Friday, April 4, 2008

Vaccination fails to prevent pneumonia

Cornell University conducted an experiment to test the effectiveness of vaccination against parainfluenza3 (PI3) to prevent pneumonia in lambs in a flock in which over 9% of 2,657 lambs had died of Mannheimia (Pasteurella) haemolytica pneumonia. The experiment was carried out using 176 Dorset ewes and their 1/4 East Friesian lambs born from 15 March to 8 April 2002.

baby lambOne week before the start of the lambing season, 90 ewes were vaccinated with 1 ml of TSV-2®, a modified live bovine rhinotracheitis-parainfluenza3 vaccine, administered intranasally. Alternate litters of lambs within vaccinated (149 lambs) and control (137 lambs) ewe groups received 0.5 ml of TSV-2®. Death and treatment data through 66 days of age were analyzed.

Total deaths of lambs born alive were fewer and deaths due to pneumonia or unknown causes were fewer in the vaccinated than in the control groups, although the effect of vaccination was not statistically significant.

Through 66 days of age when the first lamb was sold, only 10 lambs, or 3.5% of those born alive, died of pneumonia with about equal proportions in the four ewe and lamb vaccination groups.
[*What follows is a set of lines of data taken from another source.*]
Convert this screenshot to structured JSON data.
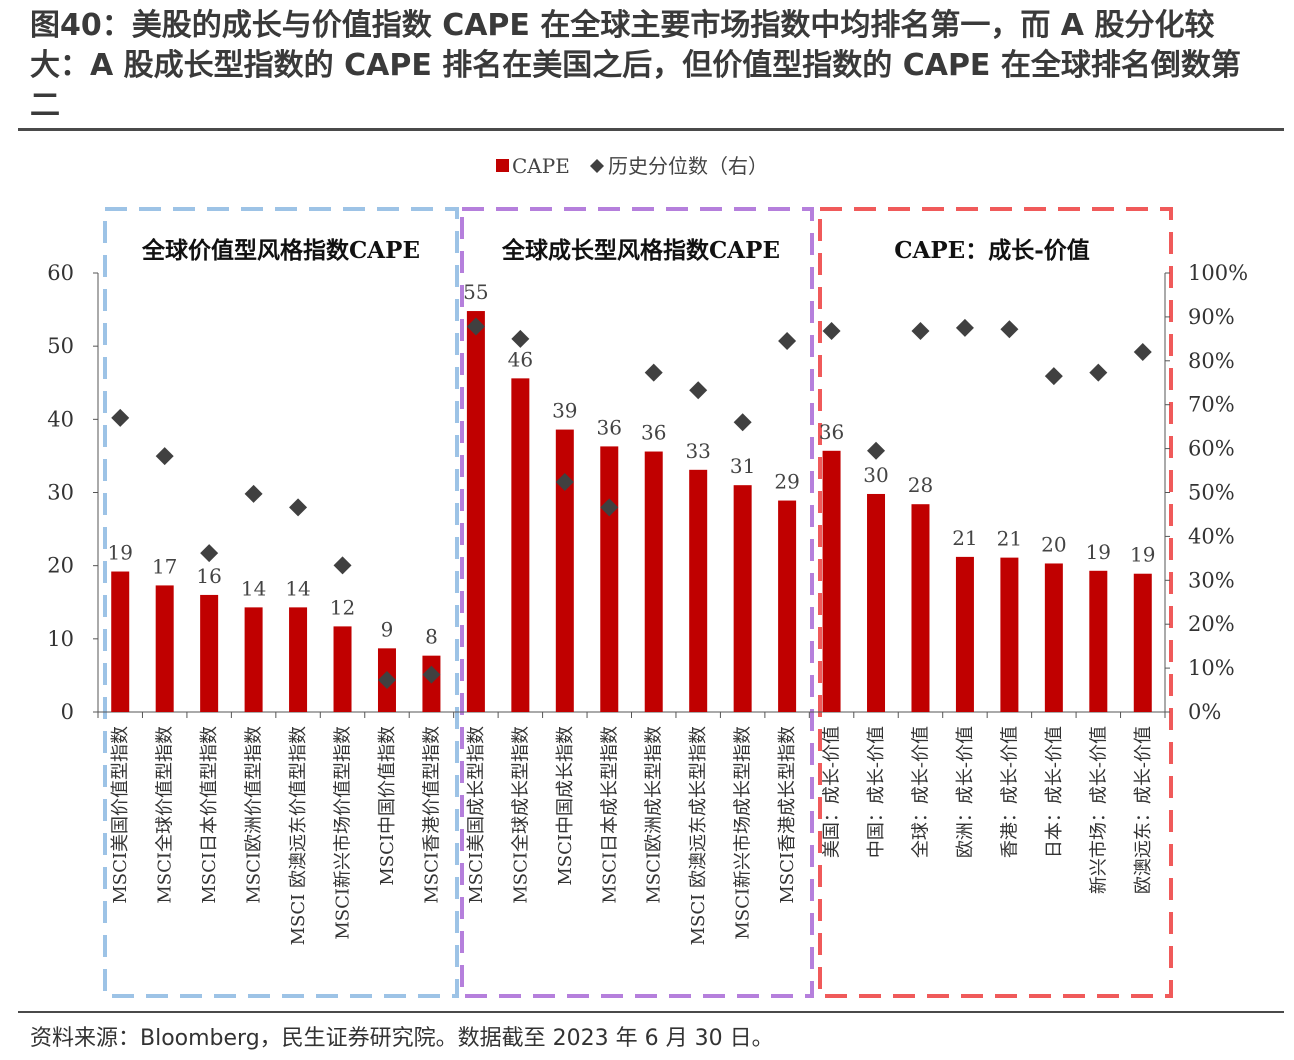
{
  "title": "图40：美股的成长与价值指数 CAPE 在全球主要市场指数中均排名第一，而 A 股分化较大：A 股成长型指数的 CAPE 排名在美国之后，但价值型指数的 CAPE 在全球排名倒数第二",
  "source": "资料来源：Bloomberg，民生证券研究院。数据截至 2023 年 6 月 30 日。",
  "colors": {
    "bar": "#c00000",
    "marker": "#404040",
    "panel_value": "#9dc3e6",
    "panel_growth": "#b57fdc",
    "panel_diff": "#f05a5a"
  },
  "chart_data": {
    "type": "bar",
    "legend": {
      "position": "top-center",
      "entries": [
        "CAPE",
        "历史分位数（右）"
      ]
    },
    "panels": [
      "全球价值型风格指数CAPE",
      "全球成长型风格指数CAPE",
      "CAPE：成长-价值"
    ],
    "categories": [
      "MSCI美国价值型指数",
      "MSCI全球价值型指数",
      "MSCI日本价值型指数",
      "MSCI欧洲价值型指数",
      "MSCI 欧澳远东价值型指数",
      "MSCI新兴市场价值型指数",
      "MSCI中国价值指数",
      "MSCI香港价值型指数",
      "MSCI美国成长型指数",
      "MSCI全球成长型指数",
      "MSCI中国成长指数",
      "MSCI日本成长型指数",
      "MSCI欧洲成长型指数",
      "MSCI 欧澳远东成长型指数",
      "MSCI新兴市场成长型指数",
      "MSCI香港成长型指数",
      "美国：成长-价值",
      "中国：成长-价值",
      "全球：成长-价值",
      "欧洲：成长-价值",
      "香港：成长-价值",
      "日本：成长-价值",
      "新兴市场：成长-价值",
      "欧澳远东：成长-价值"
    ],
    "panel_sizes": [
      8,
      8,
      8
    ],
    "series": [
      {
        "name": "CAPE",
        "axis": "left",
        "type": "bar",
        "values": [
          19.2,
          17.3,
          16.0,
          14.3,
          14.3,
          11.7,
          8.7,
          7.7,
          54.8,
          45.6,
          38.6,
          36.3,
          35.6,
          33.1,
          31.0,
          28.9,
          35.7,
          29.8,
          28.4,
          21.2,
          21.1,
          20.3,
          19.3,
          18.9
        ],
        "labels": [
          "19",
          "17",
          "16",
          "14",
          "14",
          "12",
          "9",
          "8",
          "55",
          "46",
          "39",
          "36",
          "36",
          "33",
          "31",
          "29",
          "36",
          "30",
          "28",
          "21",
          "21",
          "20",
          "19",
          "19"
        ]
      },
      {
        "name": "历史分位数（右）",
        "axis": "right",
        "type": "scatter",
        "values": [
          0.67,
          0.583,
          0.362,
          0.497,
          0.466,
          0.334,
          0.073,
          0.085,
          0.878,
          0.85,
          0.524,
          0.466,
          0.773,
          0.733,
          0.66,
          0.845,
          0.868,
          0.595,
          0.868,
          0.875,
          0.872,
          0.765,
          0.773,
          0.82
        ]
      }
    ],
    "y_left": {
      "min": 0,
      "max": 60,
      "ticks": [
        "0",
        "10",
        "20",
        "30",
        "40",
        "50",
        "60"
      ]
    },
    "y_right": {
      "min": 0,
      "max": 1,
      "ticks": [
        "0%",
        "10%",
        "20%",
        "30%",
        "40%",
        "50%",
        "60%",
        "70%",
        "80%",
        "90%",
        "100%"
      ]
    },
    "grid": false
  }
}
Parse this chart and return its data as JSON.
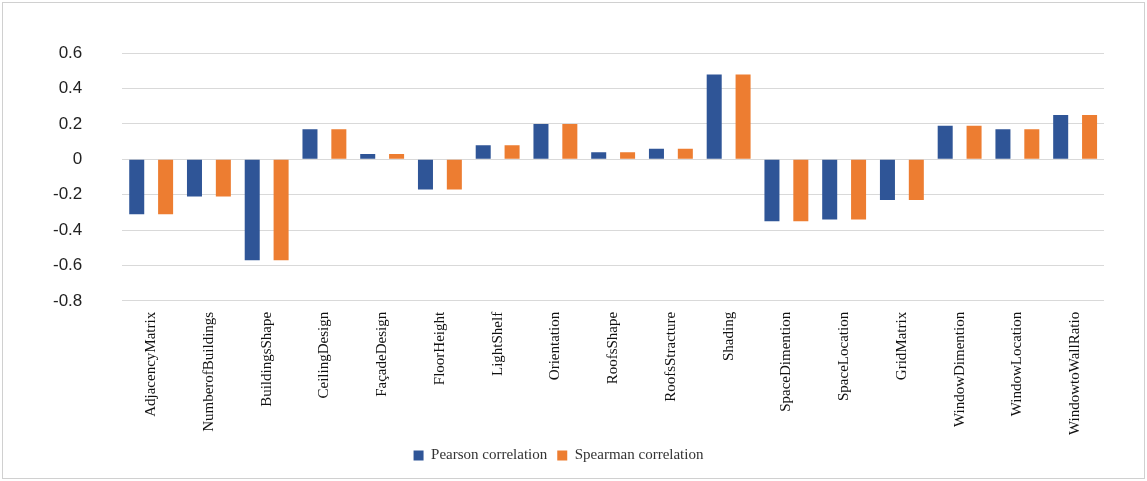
{
  "chart_data": {
    "type": "bar",
    "categories": [
      "AdjacencyMatrix",
      "NumberofBuildings",
      "BuildingsShape",
      "CeilingDesign",
      "FaçadeDesign",
      "FloorHeight",
      "LightShelf",
      "Orientation",
      "RoofsShape",
      "RoofsStracture",
      "Shading",
      "SpaceDimention",
      "SpaceLocation",
      "GridMatrix",
      "WindowDimention",
      "WindowLocation",
      "WindowtoWallRatio"
    ],
    "series": [
      {
        "name": "Pearson correlation",
        "color": "#2f5597",
        "values": [
          -0.31,
          -0.21,
          -0.57,
          0.17,
          0.03,
          -0.17,
          0.08,
          0.2,
          0.04,
          0.06,
          0.48,
          -0.35,
          -0.34,
          -0.23,
          0.19,
          0.17,
          0.25
        ]
      },
      {
        "name": "Spearman correlation",
        "color": "#ed7d31",
        "values": [
          -0.31,
          -0.21,
          -0.57,
          0.17,
          0.03,
          -0.17,
          0.08,
          0.2,
          0.04,
          0.06,
          0.48,
          -0.35,
          -0.34,
          -0.23,
          0.19,
          0.17,
          0.25
        ]
      }
    ],
    "ylim": [
      -0.8,
      0.6
    ],
    "yticks": [
      -0.8,
      -0.6,
      -0.4,
      -0.2,
      0,
      0.2,
      0.4,
      0.6
    ],
    "grid": "y",
    "legend": "bottom"
  }
}
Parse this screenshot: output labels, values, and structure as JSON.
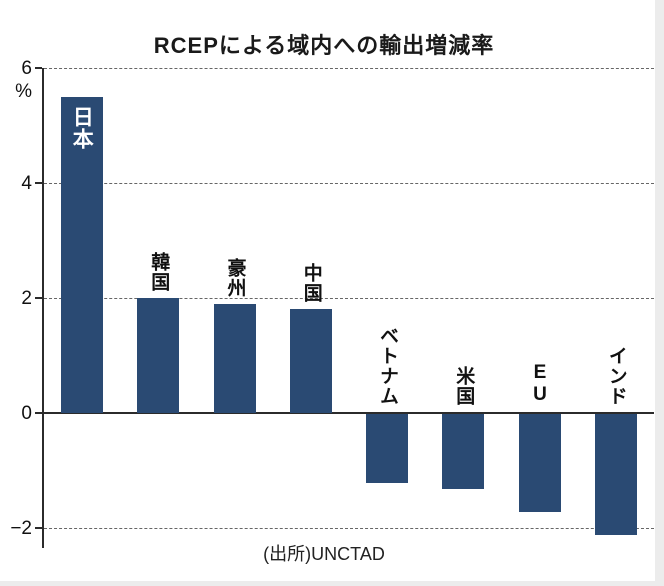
{
  "page": {
    "background": "#ffffff"
  },
  "chart_data": {
    "type": "bar",
    "title": "RCEPによる域内への輸出増減率",
    "unit_label": "%",
    "source": "(出所)UNCTAD",
    "categories": [
      "日本",
      "韓国",
      "豪州",
      "中国",
      "ベトナム",
      "米国",
      "EU",
      "インド"
    ],
    "values": [
      5.5,
      2.0,
      1.9,
      1.8,
      -1.2,
      -1.3,
      -1.7,
      -2.1
    ],
    "yticks": [
      6,
      4,
      2,
      0,
      -2
    ],
    "ytick_labels": [
      "6",
      "4",
      "2",
      "0",
      "−2"
    ],
    "ylim": [
      -2.35,
      6
    ],
    "grid": "dashed horizontal lines at ticks, solid line at zero",
    "legend": "none",
    "bar_color": "#2a4a73",
    "label_inside_bar_index": 0
  }
}
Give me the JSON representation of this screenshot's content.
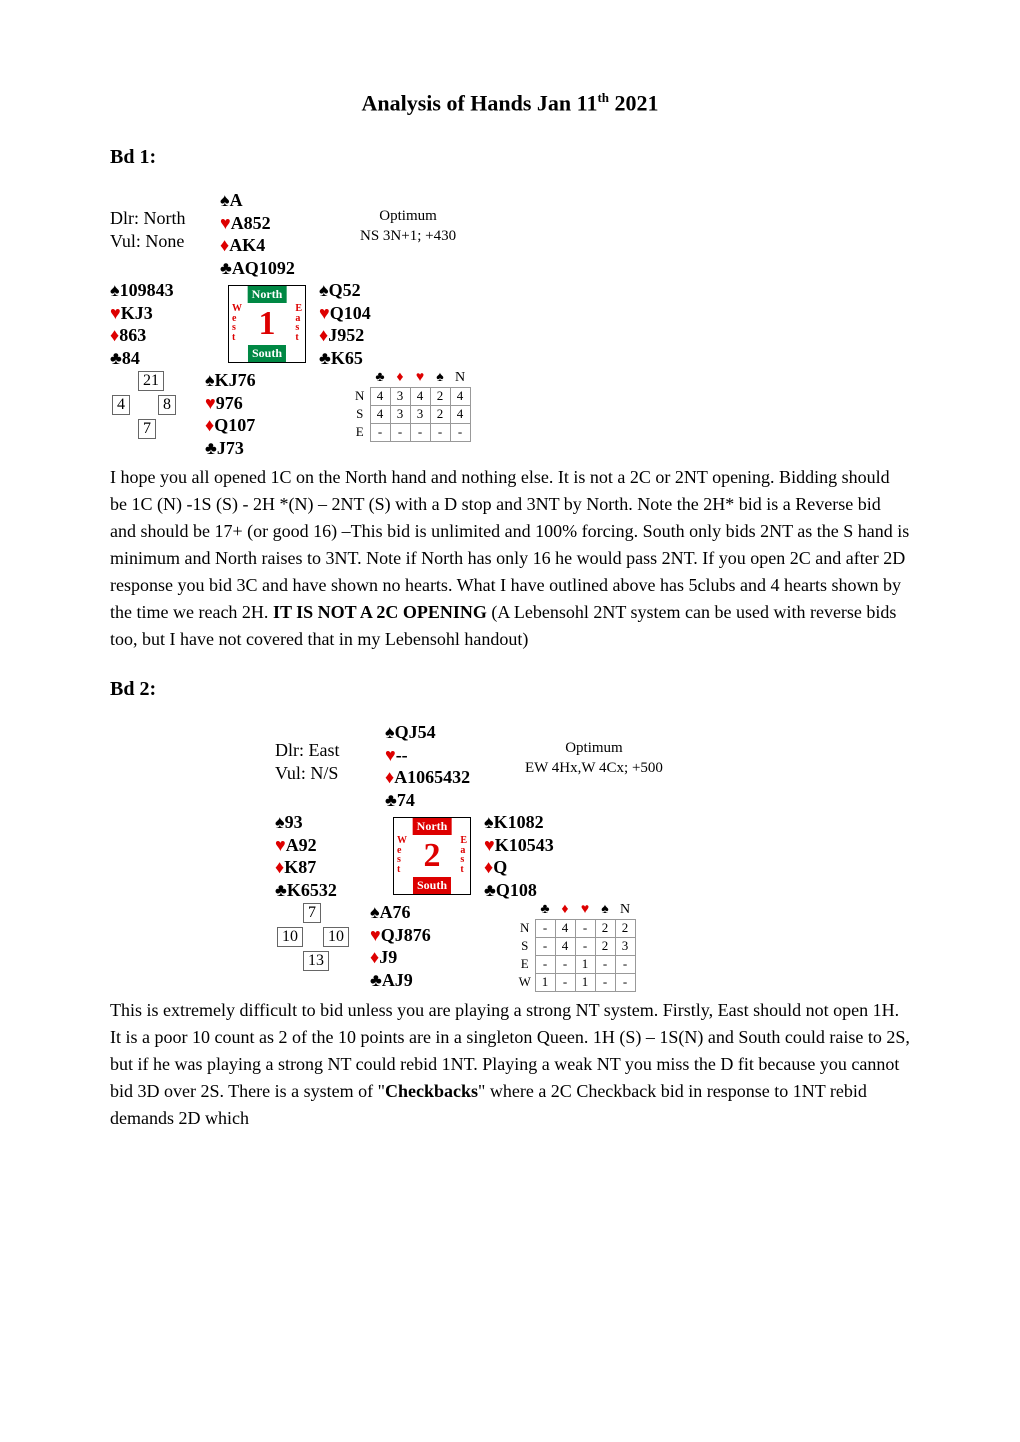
{
  "title": "Analysis of Hands Jan 11",
  "title_sup": "th",
  "title_year": " 2021",
  "boards": [
    {
      "label": "Bd 1:",
      "dealer": "Dlr: North",
      "vul": "Vul: None",
      "vul_class": "bg-none",
      "optimum1": "Optimum",
      "optimum2": "NS 3N+1; +430",
      "board_num": "1",
      "north": {
        "s": "A",
        "h": "A852",
        "d": "AK4",
        "c": "AQ1092"
      },
      "west": {
        "s": "109843",
        "h": "KJ3",
        "d": "863",
        "c": "84"
      },
      "east": {
        "s": "Q52",
        "h": "Q104",
        "d": "J952",
        "c": "K65"
      },
      "south": {
        "s": "KJ76",
        "h": "976",
        "d": "Q107",
        "c": "J73"
      },
      "hcp": {
        "n": "21",
        "w": "4",
        "e": "8",
        "s": "7"
      },
      "makeable": {
        "header": [
          "♣",
          "♦",
          "♥",
          "♠",
          "N"
        ],
        "rows": [
          [
            "N",
            "4",
            "3",
            "4",
            "2",
            "4"
          ],
          [
            "S",
            "4",
            "3",
            "3",
            "2",
            "4"
          ],
          [
            "E",
            "-",
            "-",
            "-",
            "-",
            "-"
          ]
        ]
      },
      "para": " I hope you all opened 1C on the North hand and nothing else. It is not a 2C or 2NT opening. Bidding should be 1C (N) -1S (S)  - 2H *(N) – 2NT (S) with a D stop and 3NT by North. Note the 2H* bid is a Reverse bid and should be 17+ (or good 16) –This bid is unlimited and 100% forcing. South only bids 2NT as the S hand is minimum and North raises to 3NT. Note if North has only 16 he would pass 2NT. If you open 2C and after 2D response you bid 3C and have shown no hearts. What I have outlined above has 5clubs and 4 hearts shown by the time we reach 2H. <b>IT IS NOT A 2C OPENING</b> (A Lebensohl 2NT system can be used with reverse bids too, but I have not covered that in my Lebensohl handout)"
    },
    {
      "label": "Bd 2:",
      "dealer": "Dlr: East",
      "vul": "Vul: N/S",
      "vul_class": "bg-ns",
      "optimum1": "Optimum",
      "optimum2": "EW 4Hx,W 4Cx; +500",
      "board_num": "2",
      "north": {
        "s": "QJ54",
        "h": "--",
        "d": "A1065432",
        "c": "74"
      },
      "west": {
        "s": "93",
        "h": "A92",
        "d": "K87",
        "c": "K6532"
      },
      "east": {
        "s": "K1082",
        "h": "K10543",
        "d": "Q",
        "c": "Q108"
      },
      "south": {
        "s": "A76",
        "h": "QJ876",
        "d": "J9",
        "c": "AJ9"
      },
      "hcp": {
        "n": "7",
        "w": "10",
        "e": "10",
        "s": "13"
      },
      "makeable": {
        "header": [
          "♣",
          "♦",
          "♥",
          "♠",
          "N"
        ],
        "rows": [
          [
            "N",
            "-",
            "4",
            "-",
            "2",
            "2"
          ],
          [
            "S",
            "-",
            "4",
            "-",
            "2",
            "3"
          ],
          [
            "E",
            "-",
            "-",
            "1",
            "-",
            "-"
          ],
          [
            "W",
            "1",
            "-",
            "1",
            "-",
            "-"
          ]
        ]
      },
      "para": "This is extremely difficult to bid unless you are playing a strong NT system. Firstly, East should not open 1H. It is a poor 10 count as 2 of the 10 points are in a singleton Queen. 1H (S) – 1S(N) and South could raise to 2S, but if he was playing a strong NT could rebid 1NT. Playing a weak NT you miss the D fit because you cannot bid 3D over 2S. There is a system of \"<b>Checkbacks</b>\" where a 2C Checkback bid in response to 1NT rebid demands 2D which"
    }
  ],
  "colors": {
    "red": "#d00",
    "black": "#000",
    "green_bg": "#084"
  }
}
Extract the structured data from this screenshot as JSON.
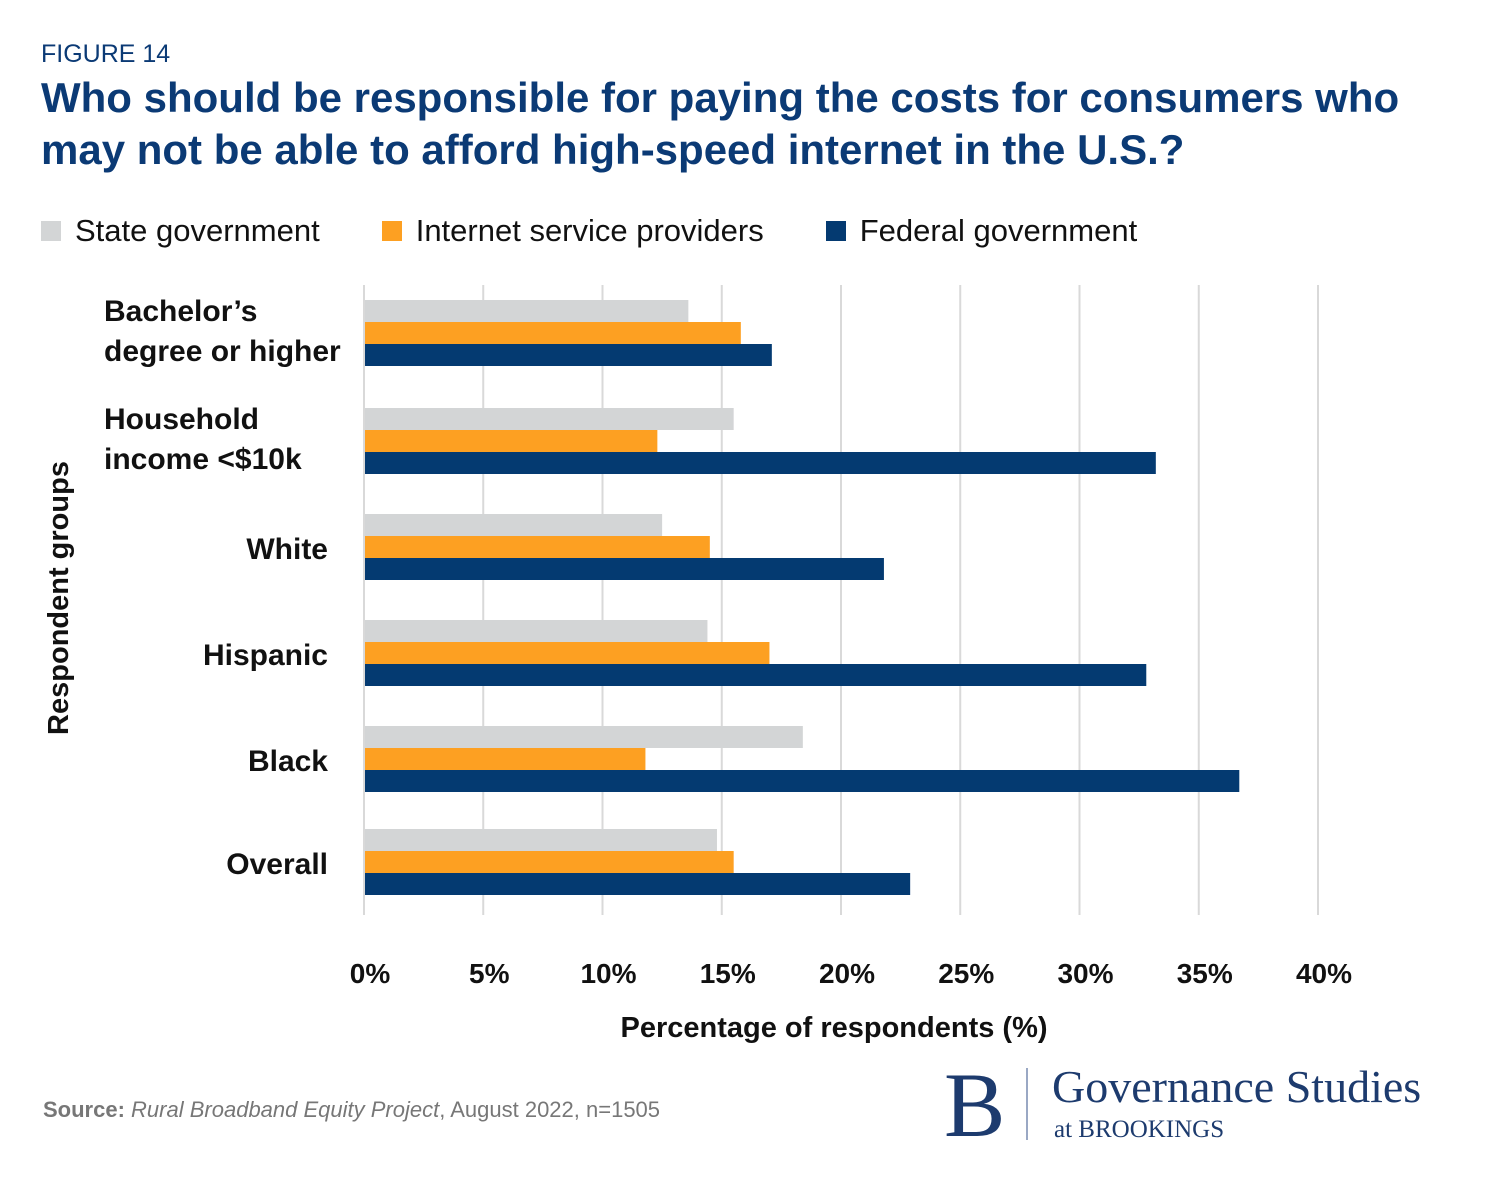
{
  "figure_label": "FIGURE 14",
  "colors": {
    "state": "#d3d5d6",
    "isp": "#fda022",
    "federal": "#043a71",
    "title": "#0b3a75",
    "grid": "#d9d9d9"
  },
  "chart_data": {
    "type": "bar",
    "orientation": "horizontal",
    "title": "Who should be responsible for paying the costs for consumers who may not be able to afford high-speed internet in the U.S.?",
    "xlabel": "Percentage of respondents (%)",
    "ylabel": "Respondent groups",
    "xlim": [
      0,
      40
    ],
    "xticks": [
      "0%",
      "5%",
      "10%",
      "15%",
      "20%",
      "25%",
      "30%",
      "35%",
      "40%"
    ],
    "grid": true,
    "legend_position": "top",
    "categories": [
      "Bachelor’s degree or higher",
      "Household income <$10k",
      "White",
      "Hispanic",
      "Black",
      "Overall"
    ],
    "category_lines": [
      [
        "Bachelor’s",
        "degree or higher"
      ],
      [
        "Household",
        "income <$10k"
      ],
      [
        "White"
      ],
      [
        "Hispanic"
      ],
      [
        "Black"
      ],
      [
        "Overall"
      ]
    ],
    "series": [
      {
        "name": "State government",
        "values": [
          13.6,
          15.5,
          12.5,
          14.4,
          18.4,
          14.8
        ]
      },
      {
        "name": "Internet service providers",
        "values": [
          15.8,
          12.3,
          14.5,
          17.0,
          11.8,
          15.5
        ]
      },
      {
        "name": "Federal government",
        "values": [
          17.1,
          33.2,
          21.8,
          32.8,
          36.7,
          22.9
        ]
      }
    ]
  },
  "source": {
    "label": "Source:",
    "title": "Rural Broadband Equity Project",
    "rest": ", August 2022, n=1505"
  },
  "logo": {
    "letter": "B",
    "name": "Governance Studies",
    "sub": "at BROOKINGS"
  }
}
Through 220 days of age, more control lambs died, but the survival analysis found no statistically significant differences among vaccination groups in total death loss nor in the proportion treated, dying, or both due to pneumonia.

Although overall deaths were non-significantly higher in control lambs, vaccination against PI3 did not appear to reduce the incidence of pneumonia in this flock.